Seluk Beluk Kesultanan Selacau, Awal Mula Berdiri hingga Terdaftar di Pemkab

Kesultanan Selacau berbeda dengan Keraton Agung Sejagat, di Purworejo, Jawa Tengah atau pun Sunda Empire di Bandung, Jawa Barat.

oleh Liputan6.com diperbarui 24 Jan 2020, 06:30 WIB
Rohidin, alias Sultan Patra Kusumah VIII, Sultan Kesultanan Selacau di Tasikmalaya, Jawa Barat (Liputan6.com/Jayadi Supriadin)

Liputan6.com, Jakarta - Kesultanan Selacau Tunggul Rahayu di Kecamatan Parung Ponteng, Kabupaten Tasikmalaya, Jawa Barat belakangan menarik perhatian.

Kesultanan Selacau berbeda dengan Keraton Agung Sejagat, di Purworejo, Jawa Tengah atau pun Sunda Empire di Bandung, Jawa Barat.

Perbedaannya adalah Kesultanan Selacau yang didirikan Rohidin alias Sultan Patra Kusumah VIII itu tetap menyatakan dukungan dan bergabung dengan pemerintahan sah Negara Kesatuan Republik Indonesia (NKRI) sejak 2004.

"Selacau itu punya dua literatur leluhur yang saya ajukan pada tahun 2004," ujar Rohidin, Sabtu (18/1/2020).

Berikut seluk-beluk berdirinya Kesultanan Selacau yang dipimpin oleh Rohidin alias Sultan Patra Kusumah VIII dan respons pemerintah setempat:

 

Saksikan Video Pilihan di Bawah Ini:


Awal Mula

Muncul lagi Kesultanan Selacau di Kecamatan Parung Ponteng, Kabupaten Tasikmalaya, Jawa Barat.

Rohidin mengaku sebagai keturunan kesembilan Surawisesa, Maharaja Kerajaan Pajajaran yang kemudian di tahun 1527 dikudeta saudaranya sendiri.

Surawisesa lalu mengungsi ke Parungponteng.

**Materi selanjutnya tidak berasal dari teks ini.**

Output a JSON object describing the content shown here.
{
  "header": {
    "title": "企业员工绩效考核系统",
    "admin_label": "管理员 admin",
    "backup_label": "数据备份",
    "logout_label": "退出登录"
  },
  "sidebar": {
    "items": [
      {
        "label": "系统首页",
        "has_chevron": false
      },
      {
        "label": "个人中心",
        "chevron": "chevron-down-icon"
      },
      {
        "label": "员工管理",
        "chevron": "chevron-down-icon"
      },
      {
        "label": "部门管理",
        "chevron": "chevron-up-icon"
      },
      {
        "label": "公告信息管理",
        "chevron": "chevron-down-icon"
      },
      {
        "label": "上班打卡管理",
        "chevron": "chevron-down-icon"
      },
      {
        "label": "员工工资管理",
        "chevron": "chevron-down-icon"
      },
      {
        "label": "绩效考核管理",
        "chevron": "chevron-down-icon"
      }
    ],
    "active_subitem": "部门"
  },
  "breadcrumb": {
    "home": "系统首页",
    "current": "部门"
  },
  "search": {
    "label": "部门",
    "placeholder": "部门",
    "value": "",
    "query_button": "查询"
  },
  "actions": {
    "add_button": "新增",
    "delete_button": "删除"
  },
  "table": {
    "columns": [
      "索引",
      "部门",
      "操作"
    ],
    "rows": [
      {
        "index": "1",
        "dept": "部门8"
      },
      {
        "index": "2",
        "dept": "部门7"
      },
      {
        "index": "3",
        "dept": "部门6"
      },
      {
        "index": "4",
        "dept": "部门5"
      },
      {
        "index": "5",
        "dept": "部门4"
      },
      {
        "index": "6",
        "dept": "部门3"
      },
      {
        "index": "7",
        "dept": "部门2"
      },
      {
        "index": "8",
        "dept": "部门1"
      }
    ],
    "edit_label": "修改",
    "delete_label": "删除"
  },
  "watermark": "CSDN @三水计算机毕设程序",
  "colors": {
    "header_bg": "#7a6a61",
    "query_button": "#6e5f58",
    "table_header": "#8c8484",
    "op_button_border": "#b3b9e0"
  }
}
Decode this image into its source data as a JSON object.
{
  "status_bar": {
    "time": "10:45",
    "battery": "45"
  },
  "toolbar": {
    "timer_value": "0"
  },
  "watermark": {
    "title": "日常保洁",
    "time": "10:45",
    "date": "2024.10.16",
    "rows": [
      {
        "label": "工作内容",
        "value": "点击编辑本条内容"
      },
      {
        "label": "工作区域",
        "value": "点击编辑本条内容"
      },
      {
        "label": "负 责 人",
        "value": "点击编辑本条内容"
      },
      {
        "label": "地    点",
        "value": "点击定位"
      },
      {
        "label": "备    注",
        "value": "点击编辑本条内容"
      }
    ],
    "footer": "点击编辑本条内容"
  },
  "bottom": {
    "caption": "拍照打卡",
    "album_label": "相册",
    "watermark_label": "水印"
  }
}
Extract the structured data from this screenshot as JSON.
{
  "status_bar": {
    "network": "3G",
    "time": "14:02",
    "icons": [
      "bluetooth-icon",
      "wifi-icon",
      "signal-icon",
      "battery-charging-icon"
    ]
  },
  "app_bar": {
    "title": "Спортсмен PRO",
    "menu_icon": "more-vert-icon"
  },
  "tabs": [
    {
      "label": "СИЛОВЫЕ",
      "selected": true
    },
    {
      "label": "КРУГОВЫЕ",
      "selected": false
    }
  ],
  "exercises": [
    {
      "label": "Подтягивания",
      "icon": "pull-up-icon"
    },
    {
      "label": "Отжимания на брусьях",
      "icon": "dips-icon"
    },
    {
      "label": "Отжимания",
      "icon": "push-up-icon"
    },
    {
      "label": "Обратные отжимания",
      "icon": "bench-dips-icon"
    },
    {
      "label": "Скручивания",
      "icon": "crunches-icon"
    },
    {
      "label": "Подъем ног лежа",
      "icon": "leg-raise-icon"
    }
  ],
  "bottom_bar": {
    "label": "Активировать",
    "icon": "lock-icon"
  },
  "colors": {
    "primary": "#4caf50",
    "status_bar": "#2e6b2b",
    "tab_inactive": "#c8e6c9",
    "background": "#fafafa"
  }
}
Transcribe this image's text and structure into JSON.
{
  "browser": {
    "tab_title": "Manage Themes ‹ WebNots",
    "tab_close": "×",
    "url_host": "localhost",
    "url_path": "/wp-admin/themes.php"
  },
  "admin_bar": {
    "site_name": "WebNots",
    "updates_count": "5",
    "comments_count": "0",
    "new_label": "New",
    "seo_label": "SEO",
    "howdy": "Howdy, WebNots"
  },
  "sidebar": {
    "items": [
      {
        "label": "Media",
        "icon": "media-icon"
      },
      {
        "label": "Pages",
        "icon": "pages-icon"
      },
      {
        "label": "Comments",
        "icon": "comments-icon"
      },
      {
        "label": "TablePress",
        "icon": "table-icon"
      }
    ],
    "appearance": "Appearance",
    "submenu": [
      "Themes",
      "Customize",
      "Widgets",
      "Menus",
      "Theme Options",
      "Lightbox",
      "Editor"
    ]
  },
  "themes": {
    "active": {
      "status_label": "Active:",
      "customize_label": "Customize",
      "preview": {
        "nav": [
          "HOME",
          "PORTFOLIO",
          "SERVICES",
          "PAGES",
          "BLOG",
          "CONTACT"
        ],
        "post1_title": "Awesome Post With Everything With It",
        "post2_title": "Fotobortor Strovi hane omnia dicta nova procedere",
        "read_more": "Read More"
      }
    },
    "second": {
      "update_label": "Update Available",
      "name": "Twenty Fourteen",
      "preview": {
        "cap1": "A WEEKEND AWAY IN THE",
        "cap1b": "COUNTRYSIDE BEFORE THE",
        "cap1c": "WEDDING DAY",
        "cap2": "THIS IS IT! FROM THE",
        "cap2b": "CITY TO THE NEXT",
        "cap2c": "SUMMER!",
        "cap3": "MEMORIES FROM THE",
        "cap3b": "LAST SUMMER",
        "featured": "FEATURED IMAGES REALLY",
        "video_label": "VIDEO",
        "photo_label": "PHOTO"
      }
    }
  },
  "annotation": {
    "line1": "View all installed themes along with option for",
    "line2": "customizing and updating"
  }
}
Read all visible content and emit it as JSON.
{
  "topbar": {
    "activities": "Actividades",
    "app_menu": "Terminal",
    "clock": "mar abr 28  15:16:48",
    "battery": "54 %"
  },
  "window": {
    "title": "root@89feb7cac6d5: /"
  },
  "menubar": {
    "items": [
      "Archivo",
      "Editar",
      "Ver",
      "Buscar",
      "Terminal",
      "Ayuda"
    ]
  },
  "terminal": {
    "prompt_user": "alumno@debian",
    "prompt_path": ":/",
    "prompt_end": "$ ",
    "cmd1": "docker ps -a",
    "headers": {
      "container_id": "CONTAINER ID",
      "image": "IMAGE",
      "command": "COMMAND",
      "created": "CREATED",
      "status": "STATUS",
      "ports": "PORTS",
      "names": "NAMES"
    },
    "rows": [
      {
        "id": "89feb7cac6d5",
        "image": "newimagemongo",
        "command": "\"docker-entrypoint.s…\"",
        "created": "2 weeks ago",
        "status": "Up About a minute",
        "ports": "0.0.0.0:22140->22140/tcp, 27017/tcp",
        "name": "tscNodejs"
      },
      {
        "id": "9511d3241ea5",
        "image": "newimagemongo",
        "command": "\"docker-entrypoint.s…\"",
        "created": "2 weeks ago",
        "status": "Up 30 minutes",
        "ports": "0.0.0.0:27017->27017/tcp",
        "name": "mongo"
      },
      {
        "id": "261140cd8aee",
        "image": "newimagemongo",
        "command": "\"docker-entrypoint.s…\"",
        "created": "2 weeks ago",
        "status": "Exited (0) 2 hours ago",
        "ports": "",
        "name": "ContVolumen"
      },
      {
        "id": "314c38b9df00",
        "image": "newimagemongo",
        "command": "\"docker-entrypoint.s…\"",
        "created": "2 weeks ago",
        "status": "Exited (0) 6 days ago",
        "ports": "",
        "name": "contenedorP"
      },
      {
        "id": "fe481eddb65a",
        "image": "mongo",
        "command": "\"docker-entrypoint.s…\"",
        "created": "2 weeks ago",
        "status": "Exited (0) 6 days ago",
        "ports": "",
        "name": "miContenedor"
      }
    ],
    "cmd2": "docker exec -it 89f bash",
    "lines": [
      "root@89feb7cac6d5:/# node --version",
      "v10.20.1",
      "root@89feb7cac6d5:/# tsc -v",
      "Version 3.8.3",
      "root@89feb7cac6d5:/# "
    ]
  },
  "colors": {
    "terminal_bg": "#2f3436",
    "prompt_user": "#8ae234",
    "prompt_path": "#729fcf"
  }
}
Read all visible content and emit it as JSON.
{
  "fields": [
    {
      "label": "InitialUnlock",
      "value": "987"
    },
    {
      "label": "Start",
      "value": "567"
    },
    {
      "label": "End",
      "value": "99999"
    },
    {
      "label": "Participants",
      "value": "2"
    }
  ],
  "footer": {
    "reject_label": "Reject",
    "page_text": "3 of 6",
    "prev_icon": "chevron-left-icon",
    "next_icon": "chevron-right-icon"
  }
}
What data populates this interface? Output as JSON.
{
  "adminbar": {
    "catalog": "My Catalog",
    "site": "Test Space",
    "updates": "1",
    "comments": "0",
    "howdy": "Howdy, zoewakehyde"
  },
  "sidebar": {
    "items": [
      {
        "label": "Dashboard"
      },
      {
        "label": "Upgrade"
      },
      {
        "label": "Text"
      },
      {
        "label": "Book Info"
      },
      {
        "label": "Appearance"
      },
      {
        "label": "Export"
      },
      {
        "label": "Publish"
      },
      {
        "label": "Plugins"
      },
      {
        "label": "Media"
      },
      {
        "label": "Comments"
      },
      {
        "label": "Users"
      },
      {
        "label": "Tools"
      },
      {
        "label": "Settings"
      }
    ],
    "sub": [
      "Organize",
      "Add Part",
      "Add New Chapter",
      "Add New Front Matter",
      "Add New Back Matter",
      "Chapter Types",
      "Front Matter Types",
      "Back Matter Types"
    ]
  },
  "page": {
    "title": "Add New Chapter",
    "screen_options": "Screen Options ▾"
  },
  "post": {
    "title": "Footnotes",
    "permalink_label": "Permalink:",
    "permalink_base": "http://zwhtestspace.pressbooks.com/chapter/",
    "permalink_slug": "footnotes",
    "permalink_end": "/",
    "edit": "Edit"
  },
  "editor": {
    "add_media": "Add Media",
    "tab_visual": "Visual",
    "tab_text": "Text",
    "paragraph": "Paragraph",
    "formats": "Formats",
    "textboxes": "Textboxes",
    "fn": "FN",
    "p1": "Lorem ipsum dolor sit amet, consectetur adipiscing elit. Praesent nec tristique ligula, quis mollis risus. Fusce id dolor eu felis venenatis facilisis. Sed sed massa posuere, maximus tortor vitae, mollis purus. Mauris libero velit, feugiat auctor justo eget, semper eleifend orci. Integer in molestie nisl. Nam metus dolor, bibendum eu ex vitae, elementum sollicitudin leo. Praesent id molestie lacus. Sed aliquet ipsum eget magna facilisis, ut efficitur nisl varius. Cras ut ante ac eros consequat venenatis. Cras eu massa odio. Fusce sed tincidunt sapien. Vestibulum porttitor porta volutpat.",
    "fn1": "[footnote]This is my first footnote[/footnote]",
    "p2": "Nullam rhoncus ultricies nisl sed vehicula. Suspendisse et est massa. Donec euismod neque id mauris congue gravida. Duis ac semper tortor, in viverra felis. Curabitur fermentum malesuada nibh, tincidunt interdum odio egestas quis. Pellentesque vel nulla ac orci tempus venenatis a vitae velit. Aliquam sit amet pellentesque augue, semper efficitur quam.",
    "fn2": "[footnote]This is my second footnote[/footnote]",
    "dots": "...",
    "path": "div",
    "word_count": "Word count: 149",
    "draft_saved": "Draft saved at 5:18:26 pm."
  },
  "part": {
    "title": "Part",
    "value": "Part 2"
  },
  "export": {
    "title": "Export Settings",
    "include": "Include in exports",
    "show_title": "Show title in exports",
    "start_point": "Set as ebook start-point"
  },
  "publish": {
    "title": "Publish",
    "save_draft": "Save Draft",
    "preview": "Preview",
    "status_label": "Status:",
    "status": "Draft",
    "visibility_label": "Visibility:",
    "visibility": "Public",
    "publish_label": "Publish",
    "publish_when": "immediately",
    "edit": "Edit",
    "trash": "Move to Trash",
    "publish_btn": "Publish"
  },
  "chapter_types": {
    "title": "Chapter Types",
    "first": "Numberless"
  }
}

Maharaja Surawisesa disebut memiliki lima anak, di antaranya Raden Patrakusumah.

"Nah saya keturunan ke delapan dari Raden Patrakusumah," kata dia saat ditemui wartawan di istananya, Kamis, 23 Januari 2020.

Keberadaan kesultanan tersebut sudah diketahui sejak lama oleh masyarakat sekitar. Kesultanan tersebut pun memiliki istana yang berdiri hingga saat ini.

Raden Rohidin mengklaim bahwa Kesultanan Selaco telah mendapatkan legalitas fakta sejarah yang dikeluarkan Perserikatan Bangsa Bangsa di 2018, sebagai putusan warisan kultur budaya peninggalan sejarah Kerajaan Pajajaran di kepemimpinan Raja Surawisesa. Bahkan dia mengaku memiliki dua literatur leluhurnya yang diajukan di 2004.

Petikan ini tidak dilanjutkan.